Department of Pathology, University Health Network, Ontario Cancer Institute, Princess Margaret Hospital, Toronto, Ontario, Canada.
Cancer. 2010 Dec 15;116(24):5599-607. doi: 10.1002/cncr.25393. Epub 2010 Sep 7.
National Cancer Institute of Canada Clinical Trials Group PA.3 (NCIC CTG PA.3) was a phase 3 study (n = 569) that demonstrated benefits for overall survival and progression-free survival with the addition of the epidermal growth factor receptor (EGFR) tyrosine kinase inhibitor (TKI) erlotinib to gemcitabine in patients with advanced pancreatic carcinoma (APC). Mutation status of the v-Ki-ras2 Kirsten rat sarcoma viral oncogene homolog (KRAS) and EGFR gene copy number (GCN) were evaluated as predictive markers in 26% of patients who had tumor samples available for analysis.
KRAS mutation status was evaluated by direct sequencing of exon 2, and EGFR GCN was determined by fluorescence in situ hybridization (FISH) analysis. The results were correlated with survival, which was the primary endpoint of the trial.
KRAS analysis was successful in 117 patients, and EGFR FISH analysis was successful in 107 patients. KRAS mutations were identified in 92 patients (78.6%), and EGFR amplification or high polysomy (FISH-positive results) was identified in 50 patients (46.7%). The hazard ratio of death between gemcitabine/erlotinib and gemcitabine/placebo was 0.66 (95% confidence interval [CI], 0.28-1.57) for patients with wild-type KRAS and 1.07 (95% CI, 0.68-1.66) for patients with mutant KRAS (P value for interaction = .38), and the hazard ratio was 0.6 (95% CI, 0.34-1.07) for FISH-negative patients and 0.90 (95% CI, 0.49-1.65) for FISH-positive patients (P value for interaction = .32).
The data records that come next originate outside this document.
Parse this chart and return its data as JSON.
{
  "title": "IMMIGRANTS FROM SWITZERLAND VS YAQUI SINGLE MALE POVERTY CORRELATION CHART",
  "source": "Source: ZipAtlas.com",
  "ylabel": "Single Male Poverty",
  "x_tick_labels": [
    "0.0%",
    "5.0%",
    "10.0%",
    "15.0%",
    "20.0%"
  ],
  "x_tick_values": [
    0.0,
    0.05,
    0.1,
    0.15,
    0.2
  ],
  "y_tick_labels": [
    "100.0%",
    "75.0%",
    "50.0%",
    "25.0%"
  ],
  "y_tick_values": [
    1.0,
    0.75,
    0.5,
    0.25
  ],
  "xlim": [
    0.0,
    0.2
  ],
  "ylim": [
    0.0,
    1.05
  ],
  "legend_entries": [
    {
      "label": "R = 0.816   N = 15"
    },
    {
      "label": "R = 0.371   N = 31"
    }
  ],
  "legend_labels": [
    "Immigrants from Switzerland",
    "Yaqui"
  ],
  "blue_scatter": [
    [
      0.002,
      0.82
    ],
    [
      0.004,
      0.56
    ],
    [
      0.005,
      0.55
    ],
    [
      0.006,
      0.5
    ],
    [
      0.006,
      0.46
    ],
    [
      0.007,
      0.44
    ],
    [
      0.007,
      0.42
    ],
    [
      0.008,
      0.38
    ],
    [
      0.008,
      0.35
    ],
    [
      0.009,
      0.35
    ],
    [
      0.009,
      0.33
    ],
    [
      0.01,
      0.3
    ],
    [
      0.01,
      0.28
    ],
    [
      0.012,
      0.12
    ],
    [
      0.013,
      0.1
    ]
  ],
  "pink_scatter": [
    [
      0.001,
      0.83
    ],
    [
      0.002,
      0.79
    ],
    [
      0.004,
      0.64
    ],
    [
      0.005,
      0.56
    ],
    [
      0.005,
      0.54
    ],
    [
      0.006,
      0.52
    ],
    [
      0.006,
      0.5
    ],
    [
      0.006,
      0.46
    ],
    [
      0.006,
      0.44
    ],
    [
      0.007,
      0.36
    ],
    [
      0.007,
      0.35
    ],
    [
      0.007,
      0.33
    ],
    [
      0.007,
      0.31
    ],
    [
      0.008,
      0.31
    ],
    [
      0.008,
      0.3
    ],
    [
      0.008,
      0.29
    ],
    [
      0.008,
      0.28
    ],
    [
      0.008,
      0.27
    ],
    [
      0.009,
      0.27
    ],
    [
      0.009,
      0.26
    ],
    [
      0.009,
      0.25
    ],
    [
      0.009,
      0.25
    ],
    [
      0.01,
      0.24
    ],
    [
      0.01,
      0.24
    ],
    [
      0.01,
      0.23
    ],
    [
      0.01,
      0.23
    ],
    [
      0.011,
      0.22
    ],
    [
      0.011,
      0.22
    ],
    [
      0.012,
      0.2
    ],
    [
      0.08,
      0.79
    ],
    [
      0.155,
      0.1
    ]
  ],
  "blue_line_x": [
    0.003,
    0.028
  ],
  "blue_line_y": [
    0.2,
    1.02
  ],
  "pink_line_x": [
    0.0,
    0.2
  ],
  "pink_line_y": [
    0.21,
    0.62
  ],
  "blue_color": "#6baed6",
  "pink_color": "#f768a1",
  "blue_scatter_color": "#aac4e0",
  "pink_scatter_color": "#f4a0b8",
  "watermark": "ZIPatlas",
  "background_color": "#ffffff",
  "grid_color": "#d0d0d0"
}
In a molecular subset analysis of patients from NCIC CTG PA.3, EGFR GCN and KRAS mutation status were not identified as markers predictive of a survival benefit from the combination of erlotinib with gemcitabine for the first-line treatment of APC.
加拿大国家癌症研究所临床试验组 PA.3(NCIC CTG PA.3)是一项 3 期研究(n = 569),表明在晚期胰腺癌(APC)患者中,表皮生长因子受体(EGFR)酪氨酸激酶抑制剂(TKI)厄洛替尼联合吉西他滨可带来总生存期和无进展生存期的获益。在可进行肿瘤样本分析的 26%患者中,评估了 v-Ki-ras2 Kirsten 大鼠肉瘤病毒癌基因同源物(KRAS)和 EGFR 基因拷贝数(GCN)的突变状态,作为预测标志物。
通过直接测序外显子 2 评估 KRAS 突变状态,通过荧光原位杂交(FISH)分析确定 EGFR GCN。结果与生存相关,这是试验的主要终点。
117 例患者的 KRAS 分析成功,107 例患者的 EGFR FISH 分析成功。92 例患者(78.6%)存在 KRAS 突变,50 例患者(46.7%)存在 EGFR 扩增或高多倍体(FISH 阳性结果)。在野生型 KRAS 患者中,吉西他滨/厄洛替尼与吉西他滨/安慰剂相比,死亡风险比为 0.66(95%置信区间 [CI],0.28-1.57),在突变型 KRAS 患者中为 1.07(95% CI,0.68-1.66)(交互检验 P 值为.38),在 FISH 阴性患者中,风险比为 0.6(95% CI,0.34-1.07),在 FISH 阳性患者中为 0.90(95% CI,0.49-1.65)(交互检验 P 值为.32)。
在 NCIC CTG PA.3 的患者分子亚组分析中,EGFR GCN 和 KRAS 突变状态未被确定为厄洛替尼联合吉西他滨一线治疗 APC 患者生存获益的预测标志物。